Chiunque seguisse il cinema, aveva una certezza: capolavoro o timbrata di cartellino, una volta all’anno in sala ci sarebbe stato un film di Woody Allen. E’ dunque una notizia significativa lo stop, forse momentaneo forse definitivo data la veneranda età di 82 anni, alla carriera cinematografica del celebre autore. Per la prima volta in decenni, Allen infatti non solo non ha film in lavorazione, ma il suo ultimo A Rainy Day in New York, pronto dallo scorso autunno, non uscirà mai, almeno tramite Amazon che l’ha finanziato.
A gennaio già vi comunicammo che l’ultimo attacco del movimento #MeToo a Woody Allen aveva portato Amazon, già nella tempesta dopo il licenziamento del suo executive Roy Price per molestie, a sospendere l’uscita dell’ultimo lungometraggio del regista. Ora pare che la sospensione si sia trasformata in un vero e proprio cestino, dal quale il film con Selena Gomez, Elle Fanning, Jude Law, Rebecca Hall e Timothée Chalamet potrebbe uscire solo se qualche altro distributore lo acquistasse. Prospettiva improbabile.
L’autore avrebbe pronta un’altra sceneggiatura, ma stando a quel che si dice gli è al momento difficilissimo trovare finanziatori e attori disposti a sostenerlo.
Il movimento #MeToo nello scorso autunno ha riattaccato Woody Allen sulla questione delle presunte molestie sessuali a sua figlia Dylan nel 1992, con un’intervista video disperata della stessa, foriera di un rinnovato scalpore sulla vicenda. Va ricordato sempre che l’attore e regista fu indagato al momento, oltre 25 anni fa, e che non fu però mai incriminato.
Woody Allen ha sempre negato fermamente l’accusa rivoltagli dall’ex-compagna Mia Farrow. Woody Allen è stato di recente difeso dal figlio Moses (all’epoca dei fatti tra gli accusatori), pentito – a quanto dice – per essersi sottoposto appena quattordicenne a quella che secondo lui è stata una manipolazione costante da parte della Farrow. Moses nello stesso pezzo ha anche pregato la sorella Dylan di riprendere il controllo della propria vita.
Agli occhi dell’establishment hollywoodiano poco importa comunque quale sia la verità.
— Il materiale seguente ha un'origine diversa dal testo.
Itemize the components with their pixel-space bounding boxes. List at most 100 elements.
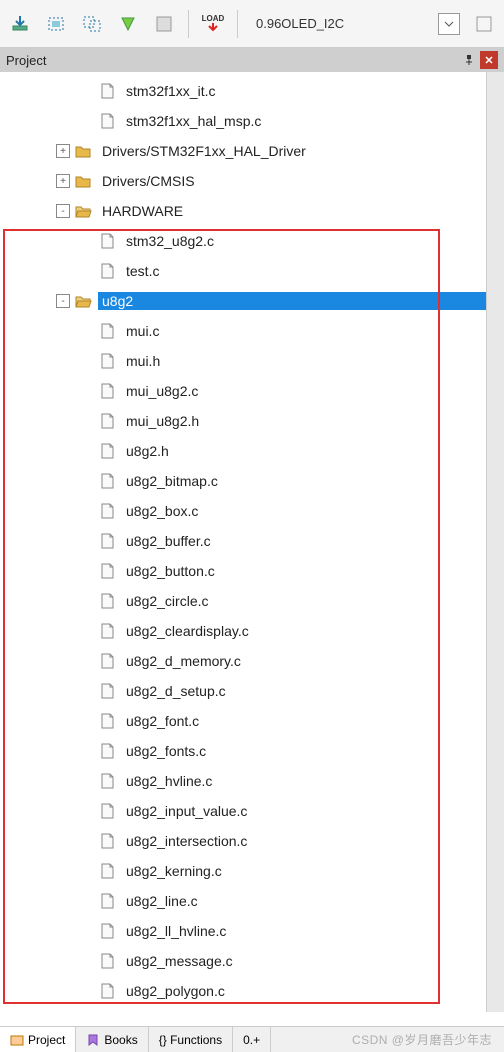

In un contesto in cui James Gunn è stato licenziato dalla Disney e dai Guardiani della Galassia per tweet idioti di oltre un decennio prima, l’ombra su Allen di un quarto di secolo fa torna a far discutere la rete e porta i produttori a temerla. Dopo che Chalamet e Hall hanno devoluto il loro compenso per A Rainy Day in New York a un fondo per difendere le vittime delle molestie, come pubblica espiazione, e che persino Michael Caine ha dichiarato che non avrebbe più lavorato con Allen, la sentenza è stata scritta.
A questo va aggiunto che i film di Woody Allen da anni non incassano molto e sono sempre un rischio economico, e che per un attore o un’attrice avvicinarsi a una sua opera a questo punto significherebbe risultare “complice del maniaco” davanti all’opinione pubblica americana. Pare inoltre che Amazon, che aveva con Allen un accordo di lungo termine comprendente già i distribuiti La ruota delle meraviglie e la miniserie Crisi in sei scene su Amazon Prime Video, stia meditando di troncare il contratto con l’autore, anche pagando una penale.
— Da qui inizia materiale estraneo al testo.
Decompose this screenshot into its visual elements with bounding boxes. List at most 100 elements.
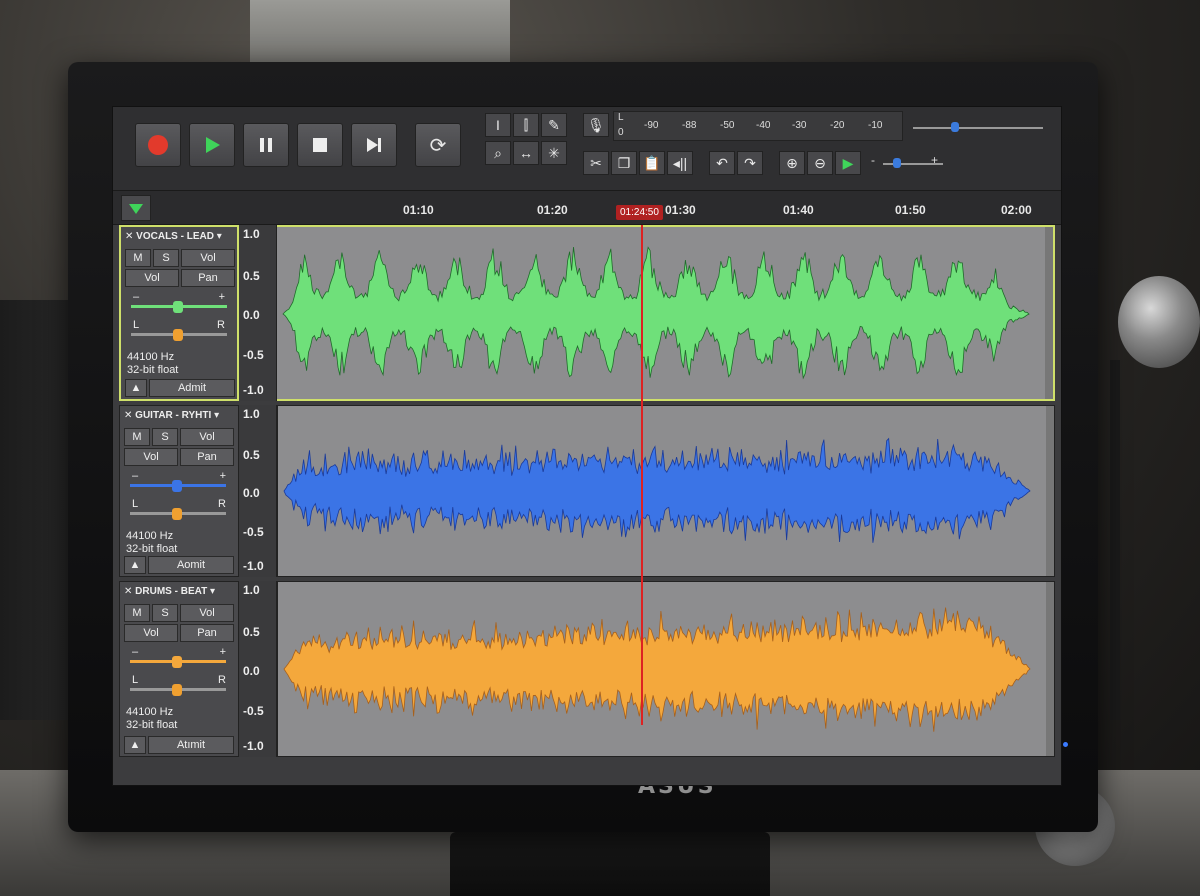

S’intenda: Woody Allen non smetterà tout court di lavorare. Nel luglio del 2019 sarà infatti regista alla Scala del Gianni Schicchi di Puccini, da lui già allestito a Los Angeles. Il cinema però è un altro paio di maniche. A meno di non assemblare finanziamenti per progetti con attori stranieri o europei, ci sembra difficile che l’establishment di Hollywood gli riapra le porte, sempre peraltro tenute semichiuse: gli attori americani lo rispettavano, i finanziatori molto meno, tanto che diversi dei suoi ultimi lavori erano coproduzioni internazionali.